10-year Treasury yield hits 2.78%, 30-year above 3% on signs of accelerating economy

The benchmark 10-year Treasury yield renewed its sharp climb on Thursday.

The closely followed rate had initially pared an early move after fresh wages data threw doubt on predictions of stronger inflation in the upcoming months. But the net effect of the day’s economic data, and expectations for a strong reading on hiring in the monthly labor report due out Friday, renewed the charge higher for yields.

How are Treasurys performing?

The yield on the 10-year Treasury note TMUBMUSD10Y, +0.18%  traded as high as 2.783%, tacking on a remarkable 7 basis points, in New York, according to Tradeweb data. The yield move furthered the 10-year’s advance to its highest level since April 2014.
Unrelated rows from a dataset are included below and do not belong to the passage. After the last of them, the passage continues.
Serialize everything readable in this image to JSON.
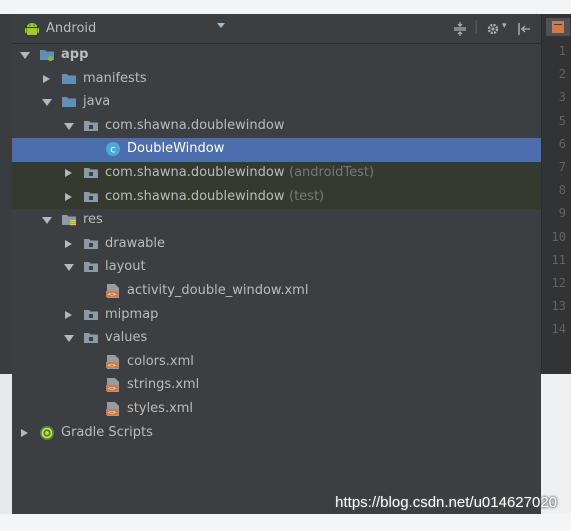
{
  "header": {
    "title": "Android",
    "icon": "android-icon",
    "toolbar_icons": [
      "collapse-all-icon",
      "settings-gear-icon",
      "hide-panel-icon"
    ]
  },
  "tree": [
    {
      "label": "app",
      "suffix": "",
      "icon": "module-folder-icon",
      "expanded": true,
      "depth": 0,
      "bold": true,
      "state": ""
    },
    {
      "label": "manifests",
      "suffix": "",
      "icon": "folder-icon",
      "expanded": false,
      "depth": 1,
      "bold": false,
      "state": ""
    },
    {
      "label": "java",
      "suffix": "",
      "icon": "folder-icon",
      "expanded": true,
      "depth": 1,
      "bold": false,
      "state": ""
    },
    {
      "label": "com.shawna.doublewindow",
      "suffix": "",
      "icon": "package-icon",
      "expanded": true,
      "depth": 2,
      "bold": false,
      "state": ""
    },
    {
      "label": "DoubleWindow",
      "suffix": "",
      "icon": "class-icon",
      "expanded": null,
      "depth": 3,
      "bold": false,
      "state": "selected"
    },
    {
      "label": "com.shawna.doublewindow",
      "suffix": "(androidTest)",
      "icon": "package-icon",
      "expanded": false,
      "depth": 2,
      "bold": false,
      "state": "green"
    },
    {
      "label": "com.shawna.doublewindow",
      "suffix": "(test)",
      "icon": "package-icon",
      "expanded": false,
      "depth": 2,
      "bold": false,
      "state": "green"
    },
    {
      "label": "res",
      "suffix": "",
      "icon": "res-folder-icon",
      "expanded": true,
      "depth": 1,
      "bold": false,
      "state": ""
    },
    {
      "label": "drawable",
      "suffix": "",
      "icon": "package-icon",
      "expanded": false,
      "depth": 2,
      "bold": false,
      "state": ""
    },
    {
      "label": "layout",
      "suffix": "",
      "icon": "package-icon",
      "expanded": true,
      "depth": 2,
      "bold": false,
      "state": ""
    },
    {
      "label": "activity_double_window.xml",
      "suffix": "",
      "icon": "xml-file-icon",
      "expanded": null,
      "depth": 3,
      "bold": false,
      "state": ""
    },
    {
      "label": "mipmap",
      "suffix": "",
      "icon": "package-icon",
      "expanded": false,
      "depth": 2,
      "bold": false,
      "state": ""
    },
    {
      "label": "values",
      "suffix": "",
      "icon": "package-icon",
      "expanded": true,
      "depth": 2,
      "bold": false,
      "state": ""
    },
    {
      "label": "colors.xml",
      "suffix": "",
      "icon": "xml-file-icon",
      "expanded": null,
      "depth": 3,
      "bold": false,
      "state": ""
    },
    {
      "label": "strings.xml",
      "suffix": "",
      "icon": "xml-file-icon",
      "expanded": null,
      "depth": 3,
      "bold": false,
      "state": ""
    },
    {
      "label": "styles.xml",
      "suffix": "",
      "icon": "xml-file-icon",
      "expanded": null,
      "depth": 3,
      "bold": false,
      "state": ""
    },
    {
      "label": "Gradle Scripts",
      "suffix": "",
      "icon": "gradle-icon",
      "expanded": false,
      "depth": 0,
      "bold": false,
      "state": ""
    }
  ],
  "editor": {
    "line_numbers": [
      "1",
      "2",
      "3",
      "5",
      "6",
      "7",
      "8",
      "9",
      "10",
      "11",
      "12",
      "13",
      "14"
    ]
  },
  "watermark": "https://blog.csdn.net/u014627020",
  "colors": {
    "panel_bg": "#3c3f41",
    "selection": "#4b6eaf",
    "test_source_bg": "#343a2e",
    "text": "#bbbbbb",
    "folder_blue": "#5f8fb5",
    "xml_orange": "#d07a48"
  }
}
The 2-year note yield TMUBMUSD02Y, +0.78% the most sensitive to changes to monetary policy, was up about a basis point at 2.161%, while the 30-year bond yieldTMUBMUSD30Y, +0.21% cleared 3% for the first time since last May, up 6 basis points, to 3.002%

Bond prices move in the opposite direction to yields.

What is driving the markets?

The Fed signaled it is on track to raise rates at its next meeting in March after policy makers decided unanimously to leave the fed-funds rate unchanged in a range of 1.25% to 1.50%, as expected. The policy statement was read as relatively hawkish, asserting that inflation would pick up in coming months.

But hourly compensation data, adjusting for inflation, fell 1.8% in the fourth-quarter. Falling inflation is bullish for bonds because rising prices erode their fixed payments. And yield expectations can lead investors to dump existing bonds in anticipation of higher yielding bonds in the future.

Analysts were nonetheless bullish that a tight labor market would unleash stronger wage gains and thus inflationary pressures.

Federal-fund futures are currently pricing in Wall Street expectations for a 83% probability for a quarter-percentage point rate increase during the March 20-21 meeting, according to CME Group data.

Most estimates say that, for the first quarter, U.S. economic growth is in the region of about 2.6%. But the Atlanta Fed’s GDPNow model, updated Thursday, says that first-quarter growth may be an eye-popping 5.4%.

What are strategists saying?

UBS in a Thursday research note lifted its forecast for 10-year yields to reach 2.9% by the end of 2018, up from a previous prediction of 2.7%. For 2019, the Swiss bank raised the forecast to 3% from 2.85% previously.

“The popular market narrative that “there is no wage growth” and “there is no inflation” will have to shift in 2018. Average hourly earnings have plenty of room to move higher given the labor market’s strength and the low unemployment rate,” said Jeffrey Cleveland, chief economist for Payden & Rygel, in a note.

What data are ahead?
  • A reading on weekly jobless claims fell by 1,000 to 230,000 for the 7-day period ending Jan. 27. Economists polled by MarketWatch had forecast 240,000 claims.
  • Fourth-quarter productivity fell 0.1%, below the 0.2% growth expected by economists.
  • ISM’s manufacturing index for January edged lower to 59.1%, from 59.3% in December. Nonetheless, the data represented another strong reading for the gauge as factories hum along with the aid of a weak dollar and the recent tax cuts.
What other assets are in focus?

The 10-year German bond yield, known as the bund TMBMKDE-10Y, +0.00% was at 0.640%, compared with 0.634% in the prior session, according to Tradeweb data. Comparable Japanese bonds TMBMKJP-10Y, -7.29% known as JGBs, are bearing a yield of 0.094%, versus 0.086% on Wednesday.